呆然とその様子を眺めていた緒方は、自分だけ音沙汰なしということに思い至った。
「どういうことだ? まさか、オレにだけ連絡が来てないのか。それとも何か手順を間違えたのだろうか」
若干焦りを感じながらも、緒方はパソコンを軽く叩いたりさすったりしてみた。が、何も変わらない。緒方は自分を落ちつかせようと熱帯魚の餌を取り水槽に近寄った。
◆◆◆◆◆◆◆◆
「緒方君は今頃、パソコンの故障を疑っているかもな。いや、繊細な奴のことじゃ、大好きなデメキンと戯れているかもしれんな。ヒャッヒャッヒャッ」
アルバイトで雇った孫にユーザー管理を任せていた桑原は、予め探っておいた緒方のアカウントにだけ、お知らせ通信を送らないよう指示していた。
『桑原殿、あの者が真実を知ったら気分を害するのでは?』
「なーに、ワシと緒方君の仲じゃ。こめかみに皺を作って喜びを現し、鍛えてくれてありがとうと感謝するよ。これも年長者としての務め。
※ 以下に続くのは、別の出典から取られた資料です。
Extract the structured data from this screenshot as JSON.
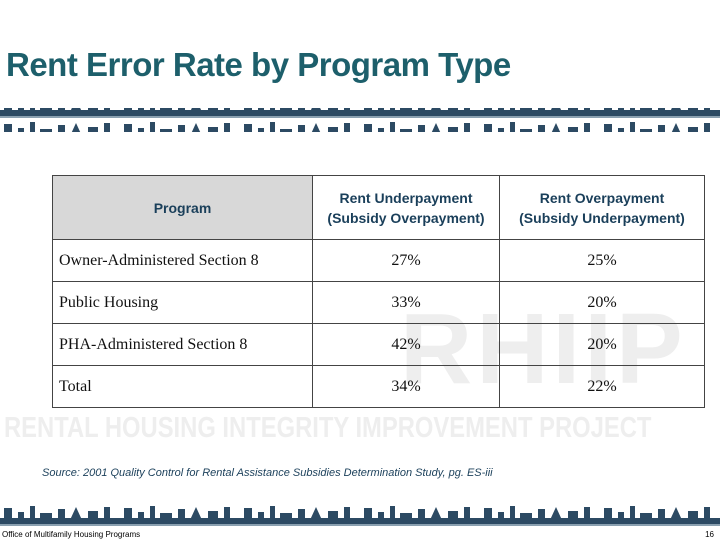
{
  "header": {
    "title": "Rent Error Rate by Program Type"
  },
  "watermark": {
    "logo": "RHIIP",
    "text": "RENTAL HOUSING INTEGRITY IMPROVEMENT PROJECT"
  },
  "table": {
    "columns": [
      "Program",
      "Rent Underpayment (Subsidy Overpayment)",
      "Rent Overpayment (Subsidy Underpayment)"
    ],
    "rows": [
      [
        "Owner-Administered Section 8",
        "27%",
        "25%"
      ],
      [
        "Public Housing",
        "33%",
        "20%"
      ],
      [
        "PHA-Administered Section 8",
        "42%",
        "20%"
      ],
      [
        "Total",
        "34%",
        "22%"
      ]
    ]
  },
  "source": "Source: 2001 Quality Control for Rental Assistance Subsidies Determination Study, pg. ES-iii",
  "footer": {
    "office": "Office of Multifamily Housing Programs",
    "page": "16"
  }
}
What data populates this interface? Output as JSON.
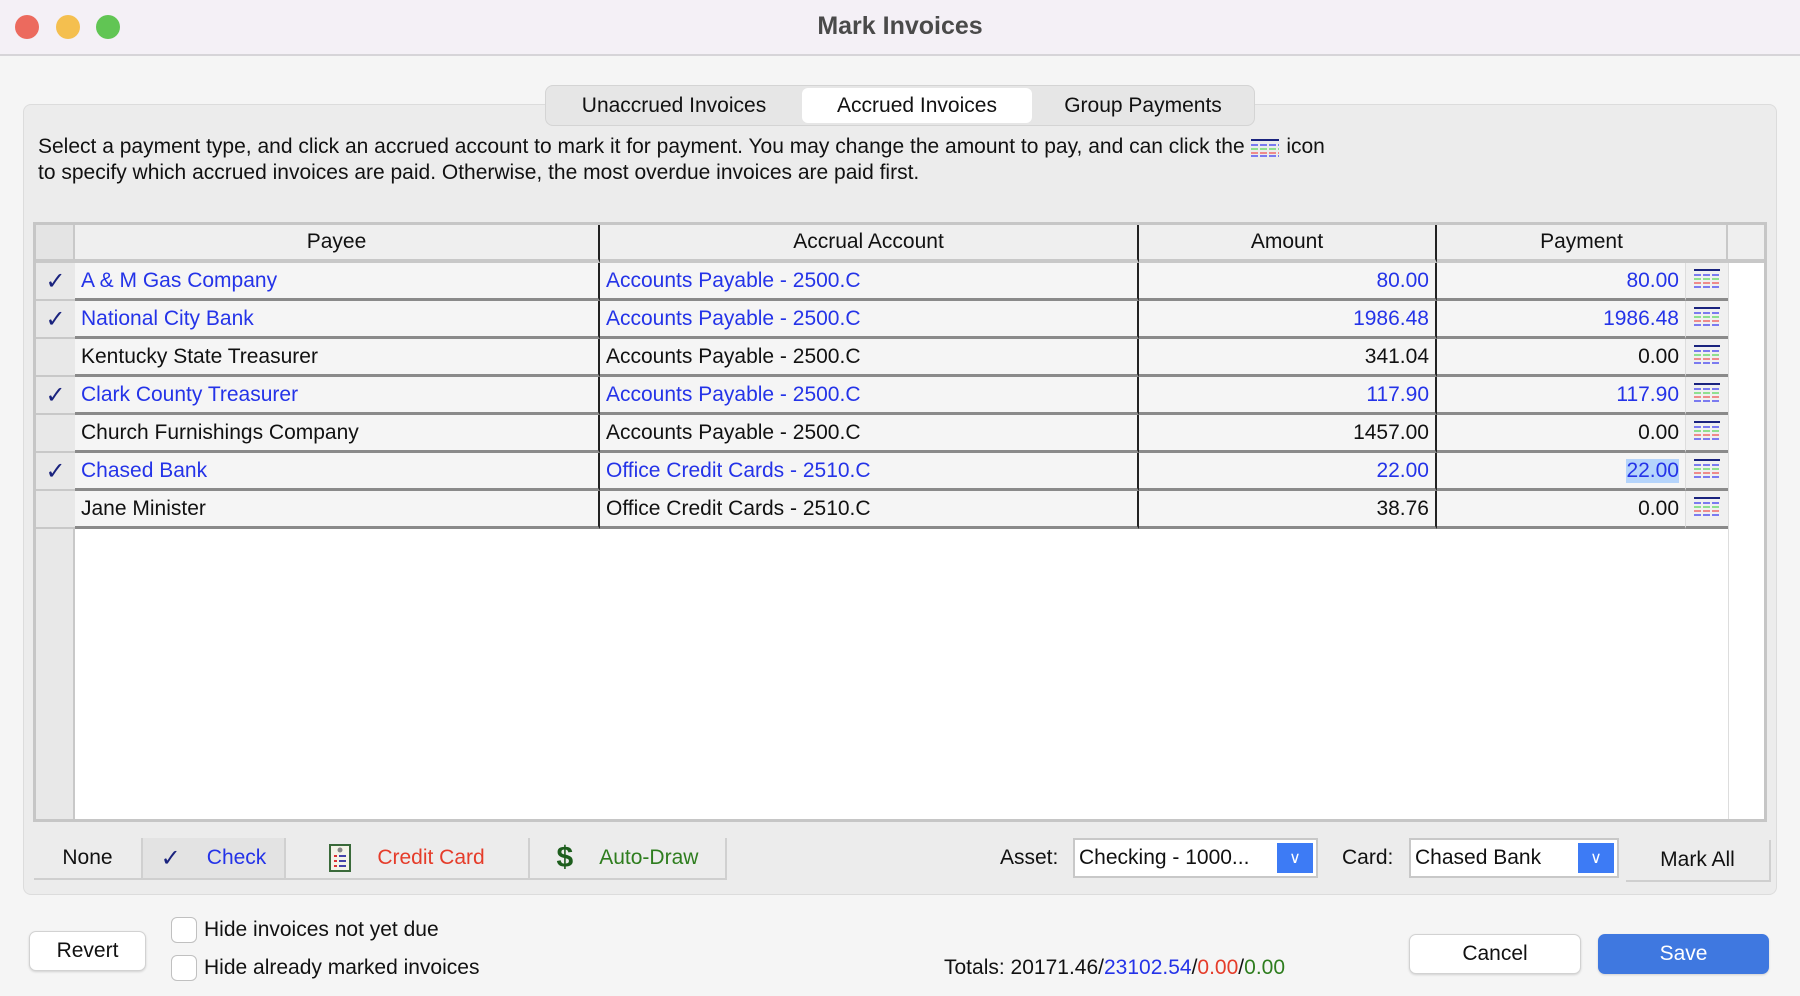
{
  "window": {
    "title": "Mark Invoices"
  },
  "tabs": [
    {
      "label": "Unaccrued Invoices",
      "selected": false
    },
    {
      "label": "Accrued Invoices",
      "selected": true
    },
    {
      "label": "Group Payments",
      "selected": false
    }
  ],
  "instructions": {
    "line1_before": "Select a payment type, and click an accrued account to mark it for payment. You may change the amount to pay, and can click the",
    "line1_after": "icon",
    "line2": "to specify which accrued invoices are paid. Otherwise, the most overdue invoices are paid first."
  },
  "table": {
    "columns": [
      "Payee",
      "Accrual Account",
      "Amount",
      "Payment"
    ],
    "rows": [
      {
        "marked": true,
        "payee": "A & M Gas Company",
        "account": "Accounts Payable - 2500.C",
        "amount": "80.00",
        "payment": "80.00"
      },
      {
        "marked": true,
        "payee": "National City Bank",
        "account": "Accounts Payable - 2500.C",
        "amount": "1986.48",
        "payment": "1986.48"
      },
      {
        "marked": false,
        "payee": "Kentucky State Treasurer",
        "account": "Accounts Payable - 2500.C",
        "amount": "341.04",
        "payment": "0.00"
      },
      {
        "marked": true,
        "payee": "Clark County Treasurer",
        "account": "Accounts Payable - 2500.C",
        "amount": "117.90",
        "payment": "117.90"
      },
      {
        "marked": false,
        "payee": "Church Furnishings Company",
        "account": "Accounts Payable - 2500.C",
        "amount": "1457.00",
        "payment": "0.00"
      },
      {
        "marked": true,
        "payee": "Chased Bank",
        "account": "Office Credit Cards - 2510.C",
        "amount": "22.00",
        "payment": "22.00",
        "editing": true
      },
      {
        "marked": false,
        "payee": "Jane Minister",
        "account": "Office Credit Cards - 2510.C",
        "amount": "38.76",
        "payment": "0.00"
      }
    ]
  },
  "payment_types": {
    "none": "None",
    "check": "Check",
    "credit_card": "Credit Card",
    "auto_draw": "Auto-Draw",
    "selected": "Check"
  },
  "asset": {
    "label": "Asset:",
    "value": "Checking - 1000..."
  },
  "card": {
    "label": "Card:",
    "value": "Chased Bank"
  },
  "mark_all": "Mark All",
  "revert": "Revert",
  "options": {
    "hide_not_due": {
      "label": "Hide invoices not yet due",
      "checked": false
    },
    "hide_marked": {
      "label": "Hide already marked invoices",
      "checked": false
    }
  },
  "totals": {
    "label": "Totals:",
    "total": "20171.46",
    "check": "23102.54",
    "credit_card": "0.00",
    "auto_draw": "0.00"
  },
  "cancel": "Cancel",
  "save": "Save",
  "colors": {
    "marked": "#2433e8",
    "credit_card": "#e53c2a",
    "auto_draw": "#2e7d1e",
    "accent": "#3d7bf5"
  }
}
結局は緒方君の成長の糧となるはずじゃ」
「そうなのですか……」
「それよりも対戦相手を誰にするかの?」
今回はすぐに対局できる相手を募集しており、桑原はその対局をパソコンにかじりついているであろう緒方に見せてやるつもりだった。
「では、この者を相手にしたいと思います」
「ほう? 棋譜を見る限りプロのようじゃの」
桑原は棋譜を見ながら呟いた。
「おそらく和谷と同じ森下殿の門下かと」
「森下か。世間は狭いというがよくよく縁のあることじゃな」
桑原は『果たして偶然かの』と内心でつぶやくと、おぼつかない手つきで虎次郎の対局を組んだ。そして佐為は心ここにない桑原を顎で使い、あっけなく大差で勝利した。